Don’t Forget to Breathe.


By Michele Christian, PT, DPT

Fatigue.  Back pain.  Incontinence.  Dizziness.  Anxiety.  A wide variety of common symptoms, but what is the link between them?  

Breathing.  The simple task we do every day, most of the time without even noticing.  This task, though simple in nature, goes far beyond simply bringing oxygen in and sending carbon dioxide out.  Breathing is a whole-body activity that requires the deepest muscles in our body, including the diaphragm and the intercostal muscles, to coordinate as we draw air in and release air out, leading to chain reactions in the body.  With effective inhalation, the diaphragm contracts, lowering into the abdomen to create more space in the chest for the lungs to expand.  This is then followed by the relaxation and rise of the diaphragm, decreasing the space in the chest to facilitate the exhalation of carbon dioxide.  

When breathing well, our body is able to use our diaphragm to manage pressures in the lungs, the heart, and the abdomen in response to physical demands.  However, when breathing poorly, our body ends up finding new movement patterns to compensate, potentially leading to persistent fatigue and anxiety, as well as pain due to faulty movement patterns.

Some common symptoms of ineffective breathing include:

  • Deep sighs, frequent yawns
  • Increased tension of neck musculature
  • Shortness of breath with low level activities
  • Snoring/sleep apnea

We are breathing all the time, most of the time without noticing, so how do we know if we are breathing effectively?  Try this simple method to see if you are breathing from your diaphragm or using a compensatory method: 

  1. Place one hand on your chest and one hand on your abdomen.
  2. Slowly inhale.  Which hand rises first?

If you notice that the hand on your chest rises first, or the hand on your abdomen doesn’t rise at all, this can be a sign that you need to fine-tune your breathing.  This can be done through practicing Diaphragmatic Breathing:

  1. Place one hand on your chest and one hand on your abdomen.
  2. Slowly inhale into your abdomen, feeling the abdomen expand first, then your chest.
  3. Hold your breath for a brief moment.
  4. Slowly exhale, feeling the abdomen pull away from your hand.
  5. Take a few normal, relaxed breaths to reduce lightheadedness, then repeat again up to 10 times per day.

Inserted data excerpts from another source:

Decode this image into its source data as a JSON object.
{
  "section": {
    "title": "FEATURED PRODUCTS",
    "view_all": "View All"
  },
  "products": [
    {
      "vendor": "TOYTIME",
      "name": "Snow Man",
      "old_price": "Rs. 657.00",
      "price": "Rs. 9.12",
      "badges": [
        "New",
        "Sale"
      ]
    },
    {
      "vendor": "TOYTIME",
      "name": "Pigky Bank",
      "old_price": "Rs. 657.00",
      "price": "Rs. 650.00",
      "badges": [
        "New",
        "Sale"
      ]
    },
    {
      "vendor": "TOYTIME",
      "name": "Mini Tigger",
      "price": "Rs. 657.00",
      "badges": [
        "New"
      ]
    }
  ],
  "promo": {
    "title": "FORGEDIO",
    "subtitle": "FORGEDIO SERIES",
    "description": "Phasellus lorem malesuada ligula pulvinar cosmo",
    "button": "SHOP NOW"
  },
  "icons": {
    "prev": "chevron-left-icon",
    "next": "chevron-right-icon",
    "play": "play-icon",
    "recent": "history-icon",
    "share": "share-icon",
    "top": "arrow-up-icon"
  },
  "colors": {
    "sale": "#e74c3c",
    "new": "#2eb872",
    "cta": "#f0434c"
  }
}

Breathing is ingrained into our everyday lives and requires an unconscious synergy of movement.  However, a disruption in this pattern can create a chain reaction throughout the body, manifesting as brain fog, problematic movement patterns, or chronic pain.  If you are experiencing difficulty with diaphragmatic breathing in addition to persistent pain or fatigue, consult with a healthcare professional or skilled physical therapist to see if your breathing strategy is impacting your health.